Page 17 of Together We Rot

I hold on to the belief as I shimmy the latch. The window creaks louder than I’d like and my heart lurches in my chest at the sound. I pause, wait, and then raise it up some more and climb through. The bedroom is steeped in darkness, but I suck in a breath as the shadows collect on a silhouette.

I hear the click of the light switch first before I see him. My father stands in my doorway, his face the picture of rage.

A stillness overtakes us and we’re suspended in time, caught between the Before and After and trapped in the miserable Now. My father’s green eyes burn black. It’s no use backing away. When time catches up, he slaps me, and it’s enough to make my eyes well with tears and my teeth rattle in my mouth. I heave for air, but it’s been knocked right out of my lungs.

“Where on earth were you?” The threat in his eyes is more than a warning. It’s a promise of more pain to come. That’s when I notice my mother watching in the wings like a vulture waiting for a kill. Perhaps she will swoop in to feast on what’s left.

I open my mouth, but my voice won’t come.

“I smell it on you. You’re drunk,” he snarls, his words striking me harder than the sting of his palm. On the floor I see the smashed remains of the Tracfone Lucas gave me.

“I’m not, I—” Thou shalt not lie to thy parents. The proverb pushes the words right out. “I mean, I was, I—I’m sorry, sir.” My words plummet like anvils. They crush through the silence and echo back in my ears.

“You would disobey us like this?” His fists tremble at his sides. “Tonight, of all nights? We prayed over you, Elwood. Have you forgotten that, or do you simply not care?”

“I care!”

Neither of my parents have changed out of their church attire. Did they know I was missing before the sermon even started, or did they find me here after? Either way, they’ve been standing in my room waiting for quite some time.

I should’ve known better.

“You just what?” my father demands. “Care about those boys more than your family? More than the church?”

I think of the Lord’s eyes burning on my neck as I heaved up my sins. “I wanted to say goodbye.”

“Those boys shouldn’t matter to you. We aren’t like them, Elwood. You aren’t like them. Their families don’t even attend mass.”

“They’re my friends.”

“Your friends?” My father laughs like it’s the best joke I’ve ever told. “Those boys are worthless. Worm food at best.”

“Don’t say that.” I surprise myself with each word. Every muscle in me wants to tremble and cower beneath his stern eyes, but my mouth has a mind of its own. Perhaps it’s some of the rage, the bubbling leftovers spewing from the core of me.
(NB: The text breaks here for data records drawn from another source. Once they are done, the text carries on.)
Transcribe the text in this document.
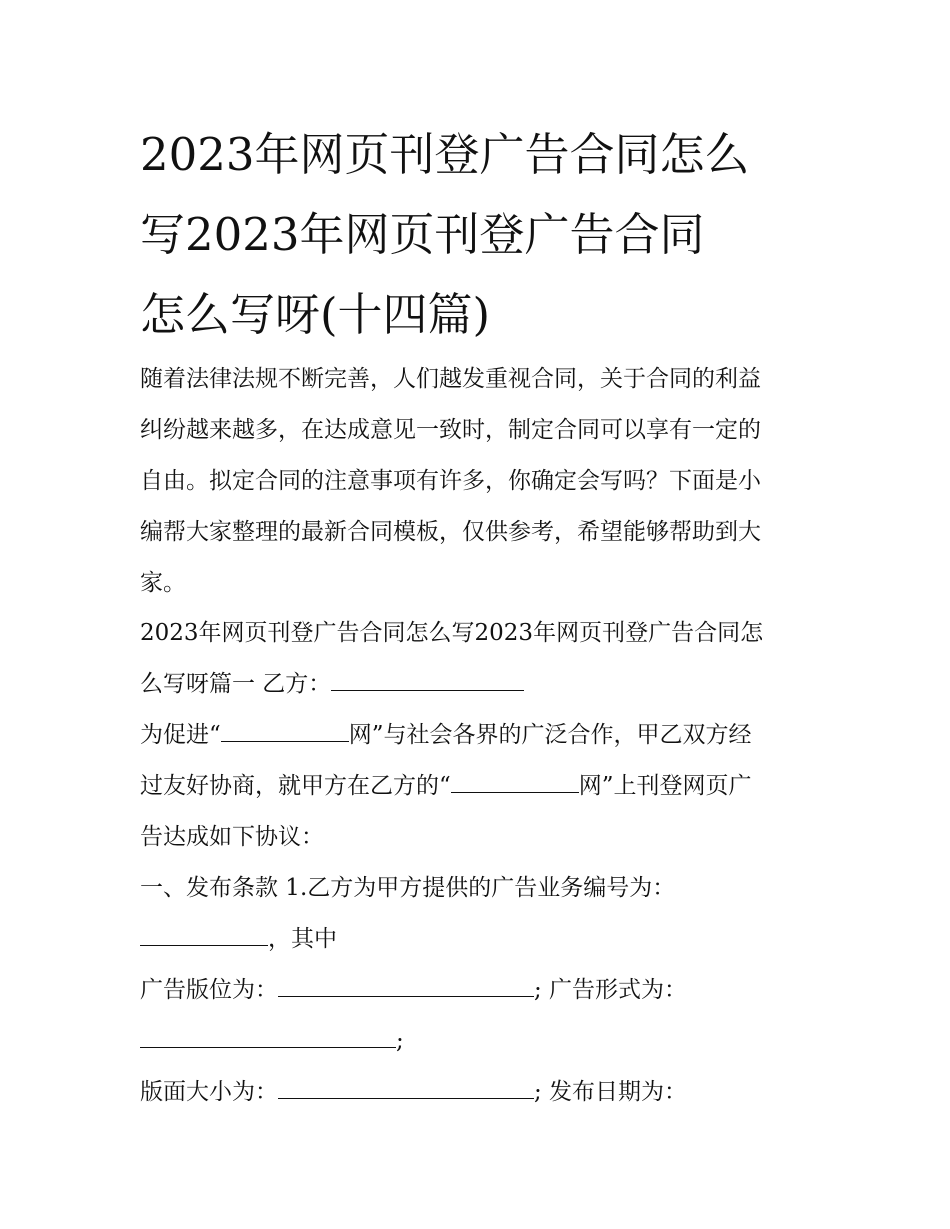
2023年网页刊登广告合同怎么
写2023年网页刊登广告合同
怎么写呀(十四篇)

随着法律法规不断完善，人们越发重视合同，关于合同的利益
纠纷越来越多，在达成意见一致时，制定合同可以享有一定的
自由。拟定合同的注意事项有许多，你确定会写吗？下面是小
编帮大家整理的最新合同模板，仅供参考，希望能够帮助到大
家。

2023年网页刊登广告合同怎么写2023年网页刊登广告合同怎
么写呀篇一 乙方：
为促进“	网”与社会各界的广泛合作，甲乙双方经
过友好协商，就甲方在乙方的“	网”上刊登网页广
告达成如下协议：
一、发布条款 1.乙方为甲方提供的广告业务编号为：
，其中
广告版位为：	; 广告形式为：
;
版面大小为：	; 发布日期为：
It takes my father a moment for the words to catch up with him. His blank face pulls back in a disgusted sort of disbelief. “I’ll say what I please, and as my son, you will shut up and listen.”

I swallow and it hurts. “Are you buying Wil’s motel?” My treacherous tongue will see me dead.

Father is momentarily quiet, but the silence doesn’t last. “Don’t say that viper’s name in this house.”

Wil, Wil, Wil, Wil, my thoughts sing. Wilhelmina Greene. I feel her fingers latch onto my chest, the snarl of her breath against my skin. I remember the anger swirling in her eyes and the pain buried beneath.

“But are you?”

My mother looks between us both. I know if it was her, she would have struck again already. Her eyes drop to Father’s swaying hand and I know she’s counting the seconds in her mind, but my father doesn’t move an inch. “What I do doesn’t concern you. What concerns you is not affiliating yourself with a good-for-nothing snake who publicly smeared our family name, or have you forgotten that?”

“No, sir, but—”

My father’s voice smooths over and it’s ten times more dangerous than before: “Tell me, what does the Bible say about children who disobey their parents?”

I clear my throat, already dreading the outcome of my words. “D-do not withhold discipline from a child... If you punish them with the r-rod, they will not die.” I can hear my heart in my throat. “Punish them with the rod and save them from death.”

“Then you know that you have earned this punishment.”

I flinch, but my father isn’t reaching toward me. Instead, he lifts one of my butterfly displays from the wall and the sound that rips from me is hardly human. More like a desperate croak. I’d take the beating. I’d take it gladly if it meant—

“No, please!”

His face scrunches and he sends the first piece of my collection flying. It hits the wall in a deafening shatter. Broken glass no longer looks like stardust. It looks like flying shards and vision blurred by tears. Like sin and punishment and God’s ever-watching eye. More and more of my collection is hurled against the wall. I’ve covered every bare inch of this room in framed displays, and one by one they fall in a deadly kaleidoscope.